On one hand, such a tack relies on simple logic. Harris ascended politics on the ladder of her prosecutor reputation. With her opponent convicted of a felony — and him staking his candidacy on the Democrats’ alleged softness on crime — “successful career prosecutor” makes for a stellar defense.
But while perhaps a sound political strategy, Harris’ embrace of her previous job runs her into an unexpected roadblock: Hollywood has spent many years shaping a tepid view of prosecutors in the collective mind.
Screens, to be sure, have long been filled with heroic lawyers — Perry Mason, Atticus Finch, McConaughey’s Jake Brigance in A Time To Kill, even Alicia Florrick in The Good Wife. But all are defense attorneys, righting wrongs with a cowboy’s independence and a choirboy’s integrity.
Prosecutors in popular film and television shows tend to be reduced to second-tier players in their own drama — or, worse, crash up on the shoals of the very system they created.
Consider the antagonists to all those defense attorneys. These prosecutors exist as lovable losers, on the floor to give up the ball so the defense can bury a three. So ineffectually did Perry Mason’s L.A. County prosecutor Hamilton Burger wage his battles that the actor playing him, William Talman, would often protest that his character wasn’t a flunky, generally a pretty good sign you are one.
“Burger doesn’t lose. How can a district attorney lose when he fails to convict an innocent person?” he was fond of saying, conveniently ignoring the fact that he never seemed to charge a guilty one, either. Decades later, My Cousin Vinny‘s prosecutor found himself confused and regularly showed up by Joe Pesci. (Trump, not unsavvily, has played on these perceptions by calling his DA nemesis Alvin Bragg “lazy on violent crime.”)
A rare textured characterization of a prosecutor came with Sidney Lumet’s 1996 drama Night Falls on Manhattan, in which Andy Garcia’s ADA character Sean Casey enjoys a meteoric rise while trying to hang on to his principles. But the movie faded — and, in any event, Garcia’s mushy blend of righteousness and compromise withers before the heroic archetypes across the courtroom. (Plus 40 years earlier Lumet made “12 Angry Men,” whose whole arc depended on a collapsing prosecution.)
When not dogged by impotence, prosecutor characters tend to trip over their own cynicism. Law & Order made this a specialty, veterans like Jack McCoy often hard-bitten and resigned. McCoy’s protégé, Claire Kincaid, slowly sank from idealistic to disillusioned as the conviction game intensified. As a former assistant U.S. attorney wrote (about real prosecutors) for NYU’s Brennan Center for Justice a few years ago, “I became a prosecutor because I don’t like bullies.

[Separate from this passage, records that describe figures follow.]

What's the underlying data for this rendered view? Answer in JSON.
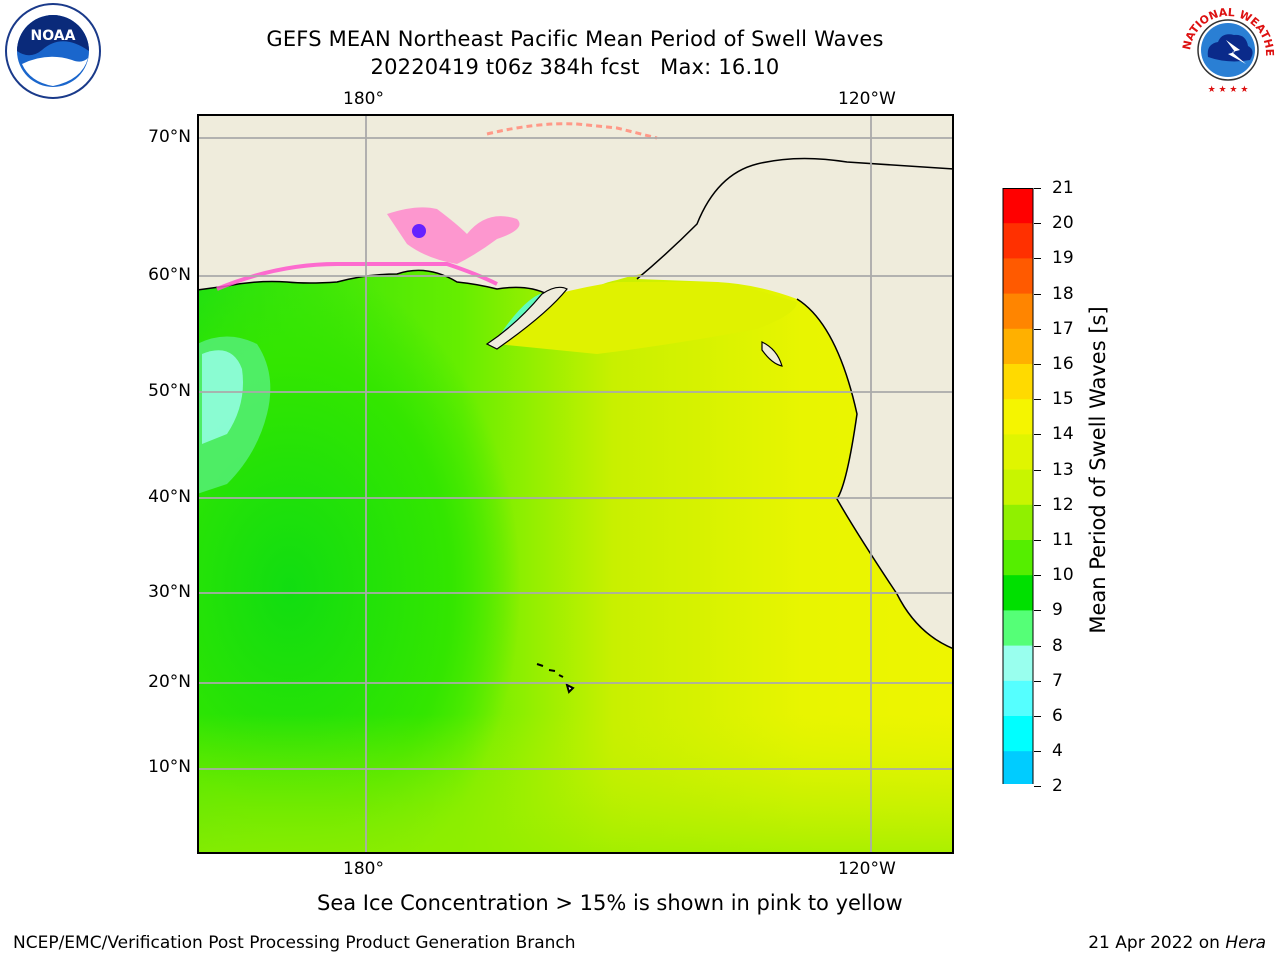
{
  "header": {
    "title_line1": "GEFS MEAN Northeast Pacific Mean Period of Swell Waves",
    "title_line2": "20220419 t06z 384h fcst   Max: 16.10"
  },
  "map": {
    "top_lon_labels": [
      "180°",
      "120°W"
    ],
    "bottom_lon_labels": [
      "180°",
      "120°W"
    ],
    "lat_labels": [
      "70°N",
      "60°N",
      "50°N",
      "40°N",
      "30°N",
      "20°N",
      "10°N"
    ],
    "colors": {
      "land": "#efecdc",
      "ocean_low": "#55ee55",
      "ocean_green": "#11dd11",
      "ocean_yellow": "#e8f500",
      "ocean_lime": "#c8f000",
      "grid": "#aaaaaa",
      "ice_pink": "#ff55cc"
    }
  },
  "colorbar": {
    "label": "Mean Period of Swell Waves [s]",
    "ticks": [
      "21",
      "20",
      "19",
      "18",
      "17",
      "16",
      "15",
      "14",
      "13",
      "12",
      "11",
      "10",
      "9",
      "8",
      "7",
      "6",
      "4",
      "2"
    ],
    "colors": [
      "#ff0000",
      "#ff3000",
      "#ff5a00",
      "#ff8500",
      "#ffb000",
      "#ffda00",
      "#f5f500",
      "#e0f500",
      "#c8f500",
      "#90f000",
      "#55ee00",
      "#00e000",
      "#55ff77",
      "#99ffee",
      "#55ffff",
      "#00ffff",
      "#00ccff",
      "#0088ff",
      "#0033ff"
    ],
    "extend_color": "#0000ee"
  },
  "footer": {
    "sea_ice_note": "Sea Ice Concentration > 15% is shown in pink to yellow",
    "left": "NCEP/EMC/Verification Post Processing Product Generation Branch",
    "right_date": "21 Apr 2022 on",
    "right_host": "Hera"
  },
  "logos": {
    "noaa_text": "NOAA",
    "nws_text": "NATIONAL WEATHER SERVICE"
  }
}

I stopped being a prosecutor because I don’t like bullies.”
The more Kamala Harris leans into her profession, it seems, the more she pokes at a sting-y truth: entertainment has spent decades programming us not to root for it.
A sympathetic depiction of a prosecutor has graced our summer screens with Jake Gyllenhaal embodying the Rusty Sabich character in Apple TV+’s Presumed Innocent. But to get out of the murder charge he needs — what else? — a good defense attorney.